Trial judge says connection between medical professional and hospital was too remote
The Ontario Court of Appeal has upheld a trial judge’s refusal to hold a hospital’s successor vicariously liable for a doctor accused of sexual abuse because the relationship between the hospital and the doctor was not close enough.
In Dunford v. Hamilton-Wentworth District School Board, 2025 ONCA 438, the appellant was a 19-year-old student in an alternative education program from 1982–83. The school operated on hospital grounds from 1973–83.
The hospital administered the school’s government funding. The respondent, Hamilton Health Services Corporation, later assumed the hospital’s liabilities as its successor.
The respondent did not employ the doctor involved in this lawsuit. The doctor was the school’s founder, clinical coordinator, and director. He held privileges at the hospital, independent of his roles at the school.
The appellant sued the respondent for damages. He alleged that the doctor sexually abused him and that the hospital was vicariously liable for this abuse.
In July 2024, a trial judge of the Ontario Superior Court of Justice issued a judgment citing K.L.B. v. British Columbia, 2003 SCC 51 (CanLII), [2003] 2 SCR 403. She addressed the two criteria required for a successful vicarious liability claim.
First, the appellant should establish a sufficiently close relationship between the doctor as the tortfeasor and the hospital. Second, the appellant should show an adequate connection between the tort and the doctor’s assigned tasks, such that the court could consider the tort a materialization of the risks created by the hospital’s enterprise.

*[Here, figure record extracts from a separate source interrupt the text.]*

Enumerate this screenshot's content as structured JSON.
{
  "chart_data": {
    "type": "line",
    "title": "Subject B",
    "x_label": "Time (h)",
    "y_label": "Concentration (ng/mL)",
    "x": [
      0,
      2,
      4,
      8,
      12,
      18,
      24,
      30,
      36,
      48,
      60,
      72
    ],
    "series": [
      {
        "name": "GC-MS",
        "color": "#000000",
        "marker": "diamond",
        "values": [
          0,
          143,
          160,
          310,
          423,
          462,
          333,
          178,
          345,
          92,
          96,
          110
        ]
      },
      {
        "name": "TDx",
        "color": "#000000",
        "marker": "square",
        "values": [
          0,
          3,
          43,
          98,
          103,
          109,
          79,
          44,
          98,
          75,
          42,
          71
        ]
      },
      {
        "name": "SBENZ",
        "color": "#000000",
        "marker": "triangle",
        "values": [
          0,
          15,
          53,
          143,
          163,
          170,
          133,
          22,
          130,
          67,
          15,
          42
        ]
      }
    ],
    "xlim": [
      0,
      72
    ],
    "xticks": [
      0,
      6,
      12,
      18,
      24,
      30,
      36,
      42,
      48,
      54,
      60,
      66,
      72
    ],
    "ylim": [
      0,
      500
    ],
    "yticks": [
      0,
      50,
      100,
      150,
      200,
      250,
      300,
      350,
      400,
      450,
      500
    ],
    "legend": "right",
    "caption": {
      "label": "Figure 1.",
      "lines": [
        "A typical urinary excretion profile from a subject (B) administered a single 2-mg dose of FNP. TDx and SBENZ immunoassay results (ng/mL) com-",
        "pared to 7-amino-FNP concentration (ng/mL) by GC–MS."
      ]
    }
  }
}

The judge determined that the doctor committed the tort of sexual battery against the appellant. However, the judge refused to find the respondent vicariously liable for damages based on the doctor’s actions. The judge said the case did not meet the test’s first prong because the respondent’s relationship to the doctor was not close enough.
The judge relied on certain factors to reach her conclusion. She noted that the school staff reported to the doctor, and that the alternative education program’s success depended wholly or mostly on the doctor’s name and the letters of equivalency he signed.
The judge also found that the doctor:
The judge added that the hospital had minimal control over the doctor’s activities, no involvement in the curriculum, and no role in approving any curriculum adjustments.
The judge then cited Bazley v. Curry, 1999 CanLII 692 (SCC), [1999] 2 S.C.R. 534, which identified two policy rationales behind vicarious liability: fair and effective compensation and deterrence of future harm.
The judge ruled that imposing vicarious liability in the circumstances of this case would not satisfy the two policy considerations. First, she said compensation would be unfair since she could not consider the doctor’s misconduct a materialization of the enterprise’s risks, as the hospital was too remote from the doctor.
Second, regarding the deterrent effect, the judge held that the doctor was too independent for the hospital to take any measures relating to his conduct.
The appellant appealed the dismissal of his damages claim against the respondent. He did not challenge the sexual battery finding against the doctor.
The Court of Appeal for Ontario dismissed the appeal. The appeal court determined that the trial judge committed no extricable errors in principle or palpable and overriding errors.
First, the appeal court ruled that the judge stated and applied the correct legal test, appropriately observed that she had to determine whether the doctor acted on his own account or on behalf of the respondent as a non-profit entity, and reviewed all the relevant factors to reach her conclusion.
Second, the appeal court held that the judge addressed the two policy rationales behind vicarious liability in the Bazley case. The appeal court found no reason to interfere with her findings concerning the policy considerations.
Lastly, the appeal court concluded that the judge assessed the totality of the evidence. The appeal court noted that the judge expressly said she was considering the “total relationship” between the hospital and the doctor.
The appeal court added that the judge, rather than taking a siloed approach, individually weighed multiple factors that served as building blocks in her final determination that the relationship between the hospital and the doctor was not close enough to meet the first prong of the vicarious liability test.